As diferenças de recursos e desenvolvimentos entre as escolas estão em diversos fatores, inclusive já anteriormente elencados, e essa realidade impacta sobremaneira na qualidade e na valorização.

3) “Garantir que os acordos e consensos produzidos na CONAE 2010

redundem em Políticas Públicas de Educação”: a partir da consolidação em

diretrizes, estratégias, planos, programas, projetos, ações e proposições pedagógicas e políticas. Esse terceiro desafio aos poucos está sendo efetivado, existem diversos projetos e ações inserindo-se nos espaços escolares, os incentivos estão sendo dados, mas novamente cabe aqui ressaltar que o comprometimento da gestão e da comunidade escolar é fundamental para que essas experiências sejam positivas. Existem inclusive propostas de outras secretarias, de outras políticas públicas que poderiam compor as atividades da escola, mas que não a estão devido ao desconhecimento de seus agentes.

“Tem muitas ações dentro das outras secretarias que dizem respeito a educação, que fazem parcerias, mas nem todas as escolas aderem as vezes porque não tem um profissional que esteja diretamente se apropriando disso para trazer isso para a escola, então ela perde muitas vezes. É prejudicada porque não tem quem traga isso, quem vá buscar essas informações para trazer e beneficiar os alunos. Tem muitos programas de outras secretarias que a gente podia estar acessando, podia fazer mais parcerias e beneficiando ainda mais os nossos alunos”. (fala da Assistente Social João)
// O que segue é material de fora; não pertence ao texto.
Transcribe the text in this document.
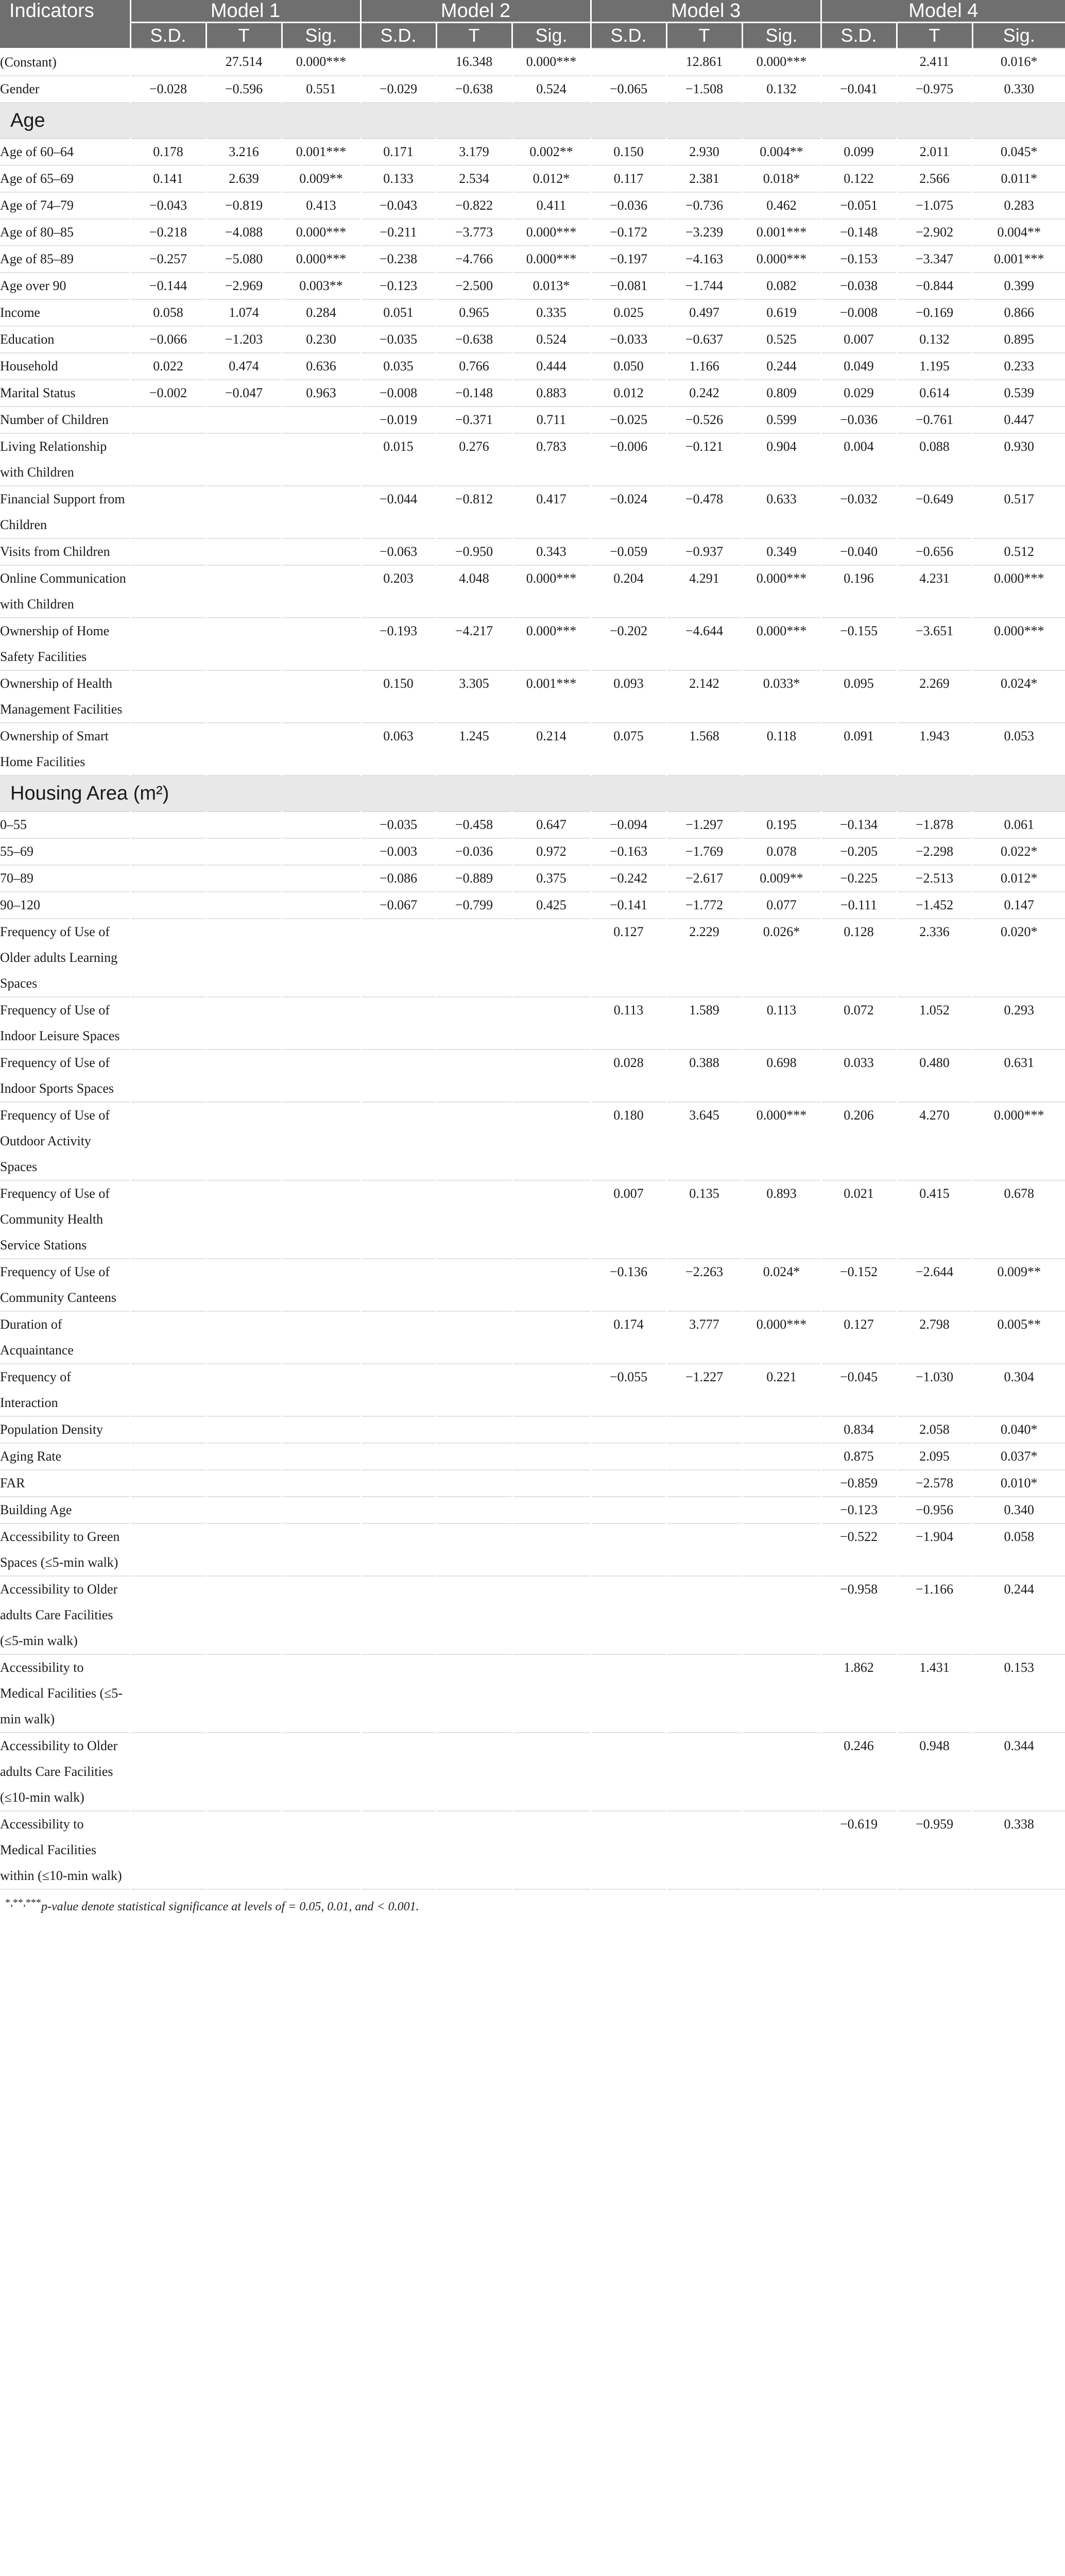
Indicators	Model 1			Model 2			Model 3			Model 4		
	S.D.	T	Sig.	S.D.	T	Sig.	S.D.	T	Sig.	S.D.	T	Sig.
(Constant)		27.514	0.000***		16.348	0.000***		12.861	0.000***		2.411	0.016*
Gender	−0.028	−0.596	0.551	−0.029	−0.638	0.524	−0.065	−1.508	0.132	−0.041	−0.975	0.330
Age												
Age of 60–64	0.178	3.216	0.001***	0.171	3.179	0.002**	0.150	2.930	0.004**	0.099	2.011	0.045*
Age of 65–69	0.141	2.639	0.009**	0.133	2.534	0.012*	0.117	2.381	0.018*	0.122	2.566	0.011*
Age of 74–79	−0.043	−0.819	0.413	−0.043	−0.822	0.411	−0.036	−0.736	0.462	−0.051	−1.075	0.283
Age of 80–85	−0.218	−4.088	0.000***	−0.211	−3.773	0.000***	−0.172	−3.239	0.001***	−0.148	−2.902	0.004**
Age of 85–89	−0.257	−5.080	0.000***	−0.238	−4.766	0.000***	−0.197	−4.163	0.000***	−0.153	−3.347	0.001***
Age over 90	−0.144	−2.969	0.003**	−0.123	−2.500	0.013*	−0.081	−1.744	0.082	−0.038	−0.844	0.399
Income	0.058	1.074	0.284	0.051	0.965	0.335	0.025	0.497	0.619	−0.008	−0.169	0.866
Education	−0.066	−1.203	0.230	−0.035	−0.638	0.524	−0.033	−0.637	0.525	0.007	0.132	0.895
Household	0.022	0.474	0.636	0.035	0.766	0.444	0.050	1.166	0.244	0.049	1.195	0.233
Marital Status	−0.002	−0.047	0.963	−0.008	−0.148	0.883	0.012	0.242	0.809	0.029	0.614	0.539
Number of Children				−0.019	−0.371	0.711	−0.025	−0.526	0.599	−0.036	−0.761	0.447
Living Relationship with Children				0.015	0.276	0.783	−0.006	−0.121	0.904	0.004	0.088	0.930
Financial Support from Children				−0.044	−0.812	0.417	−0.024	−0.478	0.633	−0.032	−0.649	0.517
Visits from Children				−0.063	−0.950	0.343	−0.059	−0.937	0.349	−0.040	−0.656	0.512
Online Communication with Children				0.203	4.048	0.000***	0.204	4.291	0.000***	0.196	4.231	0.000***
Ownership of Home Safety Facilities				−0.193	−4.217	0.000***	−0.202	−4.644	0.000***	−0.155	−3.651	0.000***
Ownership of Health Management Facilities				0.150	3.305	0.001***	0.093	2.142	0.033*	0.095	2.269	0.024*
Ownership of Smart Home Facilities				0.063	1.245	0.214	0.075	1.568	0.118	0.091	1.943	0.053
Housing Area (m²)												
0–55				−0.035	−0.458	0.647	−0.094	−1.297	0.195	−0.134	−1.878	0.061
55–69				−0.003	−0.036	0.972	−0.163	−1.769	0.078	−0.205	−2.298	0.022*
70–89				−0.086	−0.889	0.375	−0.242	−2.617	0.009**	−0.225	−2.513	0.012*
90–120				−0.067	−0.799	0.425	−0.141	−1.772	0.077	−0.111	−1.452	0.147
Frequency of Use of Older adults Learning Spaces							0.127	2.229	0.026*	0.128	2.336	0.020*
Frequency of Use of Indoor Leisure Spaces							0.113	1.589	0.113	0.072	1.052	0.293
Frequency of Use of Indoor Sports Spaces							0.028	0.388	0.698	0.033	0.480	0.631
Frequency of Use of Outdoor Activity Spaces							0.180	3.645	0.000***	0.206	4.270	0.000***
Frequency of Use of Community Health Service Stations							0.007	0.135	0.893	0.021	0.415	0.678
Frequency of Use of Community Canteens							−0.136	−2.263	0.024*	−0.152	−2.644	0.009**
Duration of Acquaintance							0.174	3.777	0.000***	0.127	2.798	0.005**
Frequency of Interaction							−0.055	−1.227	0.221	−0.045	−1.030	0.304
Population Density										0.834	2.058	0.040*
Aging Rate										0.875	2.095	0.037*
FAR										−0.859	−2.578	0.010*
Building Age										−0.123	−0.956	0.340
Accessibility to Green Spaces (≤5-min walk)										−0.522	−1.904	0.058
Accessibility to Older adults Care Facilities (≤5-min walk)										−0.958	−1.166	0.244
Accessibility to Medical Facilities (≤5-min walk)										1.862	1.431	0.153
Accessibility to Older adults Care Facilities (≤10-min walk)										0.246	0.948	0.344
Accessibility to Medical Facilities within (≤10-min walk)										−0.619	−0.959	0.338
*,**,***p-value denote statistical significance at levels of = 0.05, 0.01, and < 0.001.
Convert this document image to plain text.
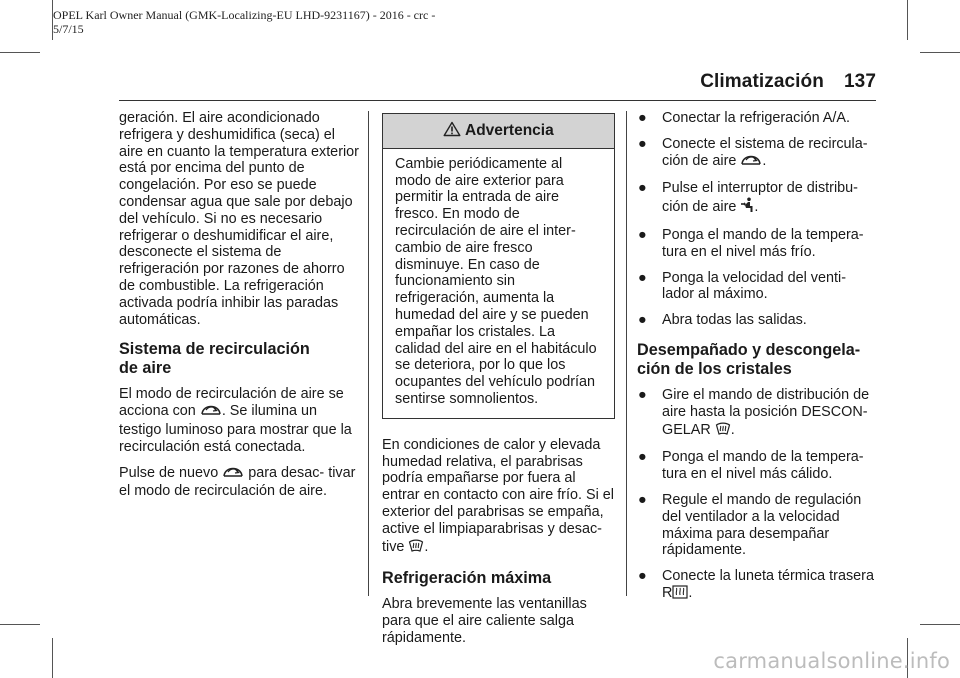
OPEL Karl Owner Manual (GMK-Localizing-EU LHD-9231167) - 2016 - crc -
5/7/15
Climatización 137

geración. El aire acondicionado refrigera y deshumidifica (seca) el aire en cuanto la temperatura exterior está por encima del punto de congelación. Por eso se puede condensar agua que sale por debajo del vehículo. Si no es necesario refrigerar o deshumidificar el aire, desconecte el sistema de refrigeración por razones de ahorro de combustible. La refrigeración activada podría inhibir las paradas automáticas.

Sistema de recirculación
de aire

El modo de recirculación de aire se acciona con . Se ilumina un testigo luminoso para mostrar que la recirculación está conectada.

Pulse de nuevo  para desac‐ tivar el modo de recirculación de aire.

Advertencia
Cambie periódicamente al modo de aire exterior para permitir la entrada de aire fresco. En modo de recirculación de aire el inter‐ cambio de aire fresco disminuye. En caso de funcionamiento sin refrigeración, aumenta la humedad del aire y se pueden empañar los cristales. La calidad del aire en el habitáculo se deteriora, por lo que los ocupantes del vehículo podrían sentirse somnolientos.

En condiciones de calor y elevada humedad relativa, el parabrisas podría empañarse por fuera al entrar en contacto con aire frío. Si el exterior del parabrisas se empaña, active el limpiaparabrisas y desac‐ tive .

Refrigeración máxima

Abra brevemente las ventanillas para que el aire caliente salga rápidamente.

● Conectar la refrigeración A/A.
● Conecte el sistema de recircula‐ ción de aire .
● Pulse el interruptor de distribu‐ ción de aire .
● Ponga el mando de la tempera‐ tura en el nivel más frío.
● Ponga la velocidad del venti‐ lador al máximo.
● Abra todas las salidas.
Desempañado y descongela‐
ción de los cristales
● Gire el mando de distribución de aire hasta la posición DESCON‐ GELAR .
● Ponga el mando de la tempera‐ tura en el nivel más cálido.
● Regule el mando de regulación del ventilador a la velocidad máxima para desempañar rápidamente.
● Conecte la luneta térmica trasera R .
carmanualsonline.info
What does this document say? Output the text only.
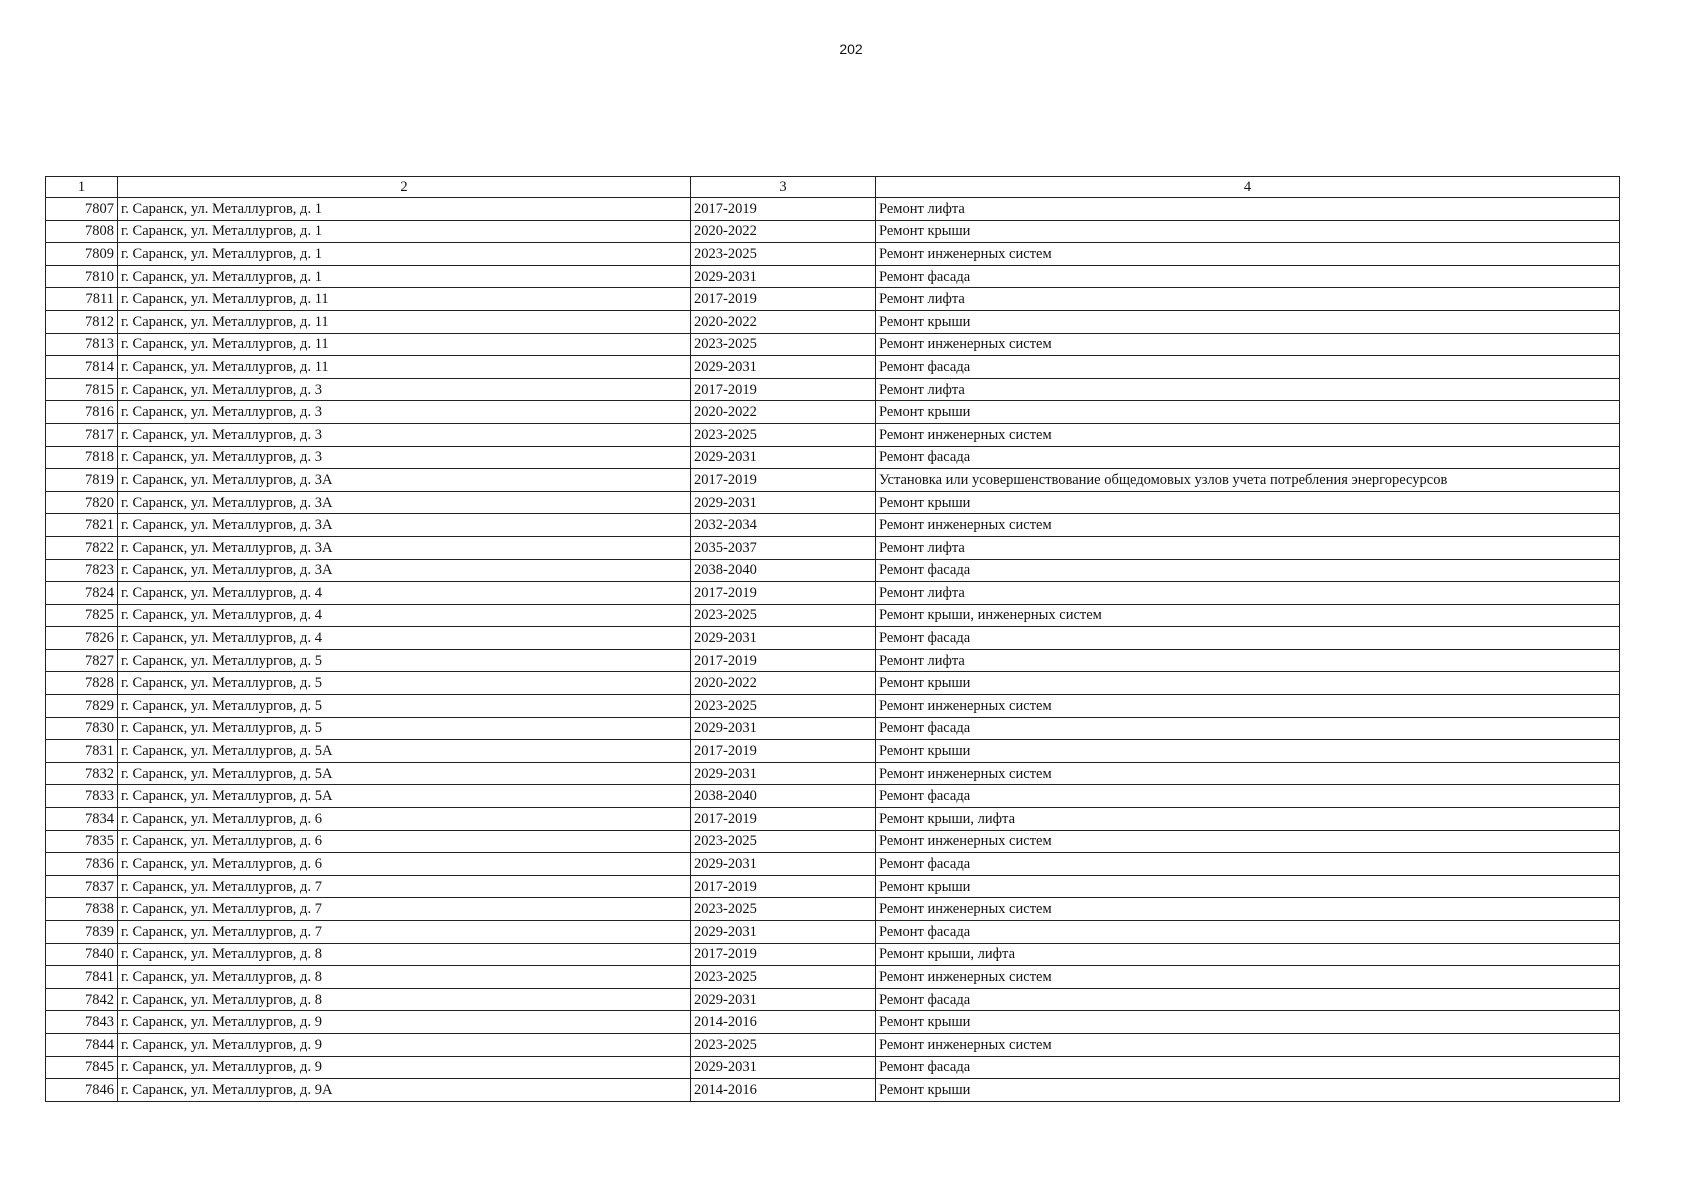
202
1	2	3	4
7807	г. Саранск, ул. Металлургов, д. 1	2017-2019	Ремонт лифта
7808	г. Саранск, ул. Металлургов, д. 1	2020-2022	Ремонт крыши
7809	г. Саранск, ул. Металлургов, д. 1	2023-2025	Ремонт инженерных систем
7810	г. Саранск, ул. Металлургов, д. 1	2029-2031	Ремонт фасада
7811	г. Саранск, ул. Металлургов, д. 11	2017-2019	Ремонт лифта
7812	г. Саранск, ул. Металлургов, д. 11	2020-2022	Ремонт крыши
7813	г. Саранск, ул. Металлургов, д. 11	2023-2025	Ремонт инженерных систем
7814	г. Саранск, ул. Металлургов, д. 11	2029-2031	Ремонт фасада
7815	г. Саранск, ул. Металлургов, д. 3	2017-2019	Ремонт лифта
7816	г. Саранск, ул. Металлургов, д. 3	2020-2022	Ремонт крыши
7817	г. Саранск, ул. Металлургов, д. 3	2023-2025	Ремонт инженерных систем
7818	г. Саранск, ул. Металлургов, д. 3	2029-2031	Ремонт фасада
7819	г. Саранск, ул. Металлургов, д. 3А	2017-2019	Установка или усовершенствование общедомовых узлов учета потребления энергоресурсов
7820	г. Саранск, ул. Металлургов, д. 3А	2029-2031	Ремонт крыши
7821	г. Саранск, ул. Металлургов, д. 3А	2032-2034	Ремонт инженерных систем
7822	г. Саранск, ул. Металлургов, д. 3А	2035-2037	Ремонт лифта
7823	г. Саранск, ул. Металлургов, д. 3А	2038-2040	Ремонт фасада
7824	г. Саранск, ул. Металлургов, д. 4	2017-2019	Ремонт лифта
7825	г. Саранск, ул. Металлургов, д. 4	2023-2025	Ремонт крыши, инженерных систем
7826	г. Саранск, ул. Металлургов, д. 4	2029-2031	Ремонт фасада
7827	г. Саранск, ул. Металлургов, д. 5	2017-2019	Ремонт лифта
7828	г. Саранск, ул. Металлургов, д. 5	2020-2022	Ремонт крыши
7829	г. Саранск, ул. Металлургов, д. 5	2023-2025	Ремонт инженерных систем
7830	г. Саранск, ул. Металлургов, д. 5	2029-2031	Ремонт фасада
7831	г. Саранск, ул. Металлургов, д. 5А	2017-2019	Ремонт крыши
7832	г. Саранск, ул. Металлургов, д. 5А	2029-2031	Ремонт инженерных систем
7833	г. Саранск, ул. Металлургов, д. 5А	2038-2040	Ремонт фасада
7834	г. Саранск, ул. Металлургов, д. 6	2017-2019	Ремонт крыши, лифта
7835	г. Саранск, ул. Металлургов, д. 6	2023-2025	Ремонт инженерных систем
7836	г. Саранск, ул. Металлургов, д. 6	2029-2031	Ремонт фасада
7837	г. Саранск, ул. Металлургов, д. 7	2017-2019	Ремонт крыши
7838	г. Саранск, ул. Металлургов, д. 7	2023-2025	Ремонт инженерных систем
7839	г. Саранск, ул. Металлургов, д. 7	2029-2031	Ремонт фасада
7840	г. Саранск, ул. Металлургов, д. 8	2017-2019	Ремонт крыши, лифта
7841	г. Саранск, ул. Металлургов, д. 8	2023-2025	Ремонт инженерных систем
7842	г. Саранск, ул. Металлургов, д. 8	2029-2031	Ремонт фасада
7843	г. Саранск, ул. Металлургов, д. 9	2014-2016	Ремонт крыши
7844	г. Саранск, ул. Металлургов, д. 9	2023-2025	Ремонт инженерных систем
7845	г. Саранск, ул. Металлургов, д. 9	2029-2031	Ремонт фасада
7846	г. Саранск, ул. Металлургов, д. 9А	2014-2016	Ремонт крыши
4) “Propiciar condições para que as referidas políticas educacionais,

promovam”:

[...] o direito do/da estudante à formação integral com qualidade; o reconhecimento e valorização à diversidade; a definição de parâmetros e diretrizes para a qualificação dos/das profissionais da educação; o estabelecimento de condições salariais e profissionais adequadas e necessárias para o trabalho dos/das docentes e funcionários/as; a educação inclusiva; a gestão democrática e o desenvolvimento social; o regime de colaboração, de forma articulada, em todo o País; o financiamento, o acompanhamento e o controle social da educação; e a instituição de uma política nacional de avaliação no contexto de efetivação do Sistema Nacional de Educação (SNE).

Esse desafio está no encontro da necessidade da formação integral e de qualidade a ser fornecida aos estudantes, desafio de realmente entender que a educação deva ser integral, e que para tanto precisam apresentar propostas de mudanças e comprometimento a educação atual. Integral na relação de reconhecer o todo que permeia o educando, a realidade social, as políticas sociais, a família,

etc., mas também integral na junção de conhecimentos e articulação entre outras secretarias.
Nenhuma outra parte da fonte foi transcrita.